Ser temeroso, tacaño —a la tacañería la llama “sentido del ahorro”— y mezquino. Hábil para el trabajo. Disciplinado. Tiene miedo de que sus vecinos lo denuncien a la policía y por eso ve la televisión con el volumen bajo. No le gusta que los demás crean que es tonto, por eso evita sorprenderse, aun si lo que tiene delante son las pirámides de Egipto. Tiene dos obsesiones centrales: parecer más inteligente de lo que es y estar muy ocupado. Desde joven piensa en la pensión, pero cuando ésta llega, a los sesenta y cinco años, se deprime y a veces se suicida. Las jovencitas ponen mala cara si un varón les dice un piropo, y son capaces de negarse a hacer el amor si al día siguiente deben levantarse temprano. Les gusta la buena comida, pero casi nunca la comen porque es cara. Sus vinos son óptimos. Se dice que crearon los perfumes porque no se bañan, pero esto no es del todo cierto. Son rubios, de ojos saltones y piel acartonada. Creen que si Francia no existiera el mundo sería una leonera, y no les falta algo de razón. Inventaron, por error, el champagne.

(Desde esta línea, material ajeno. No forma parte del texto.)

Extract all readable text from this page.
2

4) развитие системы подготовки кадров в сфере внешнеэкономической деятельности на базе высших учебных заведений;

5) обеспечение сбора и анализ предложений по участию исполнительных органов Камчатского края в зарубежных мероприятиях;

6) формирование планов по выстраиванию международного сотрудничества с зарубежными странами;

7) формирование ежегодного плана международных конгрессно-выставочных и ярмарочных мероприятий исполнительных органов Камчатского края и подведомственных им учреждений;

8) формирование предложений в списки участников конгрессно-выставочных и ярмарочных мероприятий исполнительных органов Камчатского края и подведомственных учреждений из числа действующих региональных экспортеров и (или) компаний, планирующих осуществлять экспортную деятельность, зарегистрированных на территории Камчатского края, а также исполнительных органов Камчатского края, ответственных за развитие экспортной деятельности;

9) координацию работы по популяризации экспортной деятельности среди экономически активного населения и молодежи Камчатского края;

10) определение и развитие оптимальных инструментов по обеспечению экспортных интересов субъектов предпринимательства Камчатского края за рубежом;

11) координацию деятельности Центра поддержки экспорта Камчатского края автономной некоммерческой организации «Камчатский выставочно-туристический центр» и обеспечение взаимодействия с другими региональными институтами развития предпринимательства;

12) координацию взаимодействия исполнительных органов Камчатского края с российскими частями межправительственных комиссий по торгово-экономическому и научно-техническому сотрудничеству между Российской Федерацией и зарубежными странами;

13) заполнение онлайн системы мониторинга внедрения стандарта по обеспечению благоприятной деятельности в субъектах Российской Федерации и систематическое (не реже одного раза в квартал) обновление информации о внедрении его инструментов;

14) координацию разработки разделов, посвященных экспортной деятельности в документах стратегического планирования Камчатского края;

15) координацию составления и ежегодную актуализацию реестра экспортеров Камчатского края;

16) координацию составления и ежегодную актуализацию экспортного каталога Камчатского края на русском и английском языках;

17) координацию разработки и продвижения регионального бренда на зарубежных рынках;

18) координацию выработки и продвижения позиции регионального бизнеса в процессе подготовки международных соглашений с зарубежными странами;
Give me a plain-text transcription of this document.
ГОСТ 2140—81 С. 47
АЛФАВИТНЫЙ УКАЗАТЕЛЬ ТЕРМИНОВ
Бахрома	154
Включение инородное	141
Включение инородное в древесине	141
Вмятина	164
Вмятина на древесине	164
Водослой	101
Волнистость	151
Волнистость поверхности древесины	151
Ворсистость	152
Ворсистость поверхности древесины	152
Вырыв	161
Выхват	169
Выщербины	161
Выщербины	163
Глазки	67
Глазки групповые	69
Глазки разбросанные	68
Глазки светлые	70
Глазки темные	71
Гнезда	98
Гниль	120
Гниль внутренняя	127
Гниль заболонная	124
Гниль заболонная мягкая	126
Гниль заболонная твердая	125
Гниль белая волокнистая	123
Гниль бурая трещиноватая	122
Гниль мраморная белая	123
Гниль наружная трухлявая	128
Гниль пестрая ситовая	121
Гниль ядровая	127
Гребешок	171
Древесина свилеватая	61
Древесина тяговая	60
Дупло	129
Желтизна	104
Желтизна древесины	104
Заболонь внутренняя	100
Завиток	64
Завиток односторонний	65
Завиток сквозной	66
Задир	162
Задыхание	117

Al releer me invadió un cierto sentido de culpa, pero fue Michaux quien empezó. Luego regresé a la biblioteca y, con mano temblorosa, extraje la edición en La Pléiade de las Obras completas de André Malraux. Es curioso. Otro apasionado de Asia y con un nombre tan parecido al de Michaux. Sólo tres letras los diferencian. Abrí La tentación de Occidente y releí la última frase: “Una de las leyes más fuertes de nuestro espíritu es que las tentaciones vencidas se transforman en conocimiento”. Mis ojos se llenaron de lágrimas, los vellos de mi antebrazo se levantaron como espinas de erizo. La lucidez de Malraux me emociona hasta las lágrimas; es algo un poco ridículo, lo sé, pero que no puedo controlar. ¿Y por qué me emociona tanto? Pues porque, en fin, modestamente, a mí me habría gustado ser como él. Sin duda me faltó el talento, claro, pero lo que yo me digo, y lo que les digo a mis pocos amigos, es que no tuve la oportunidad de hacerlo, pues la supervivencia me empujó a este trabajo y luego no me quedó tiempo libre. Yo sé, secretamente, que esto es falso; si uno quiere escribir, escribe, así deba levantarse por las noches, sacrificar horas de sueño, trabajar en buses y cafeterías. Lo que me faltó fue coraje, decisión, y esto es algo que mordisqueo de vez en cuando, desvelado, o cuando me paso de tragos y acabo echándole la culpa a mi país, que fue el primero en abandonarme, y lloro de rabia, y bebo, y acabo colgado del teléfono, llamando sin parar a Bogotá, sólo por sentir que no todo está perdido, que mi nombre, en esa ciudad, aún es capaz de despertar afecto.

El talento de Malraux y el de otros escritores que admiro es un dedo acusador, un incómodo espejo de mi cobardía. Pero en fin, no quiero desviar la historia.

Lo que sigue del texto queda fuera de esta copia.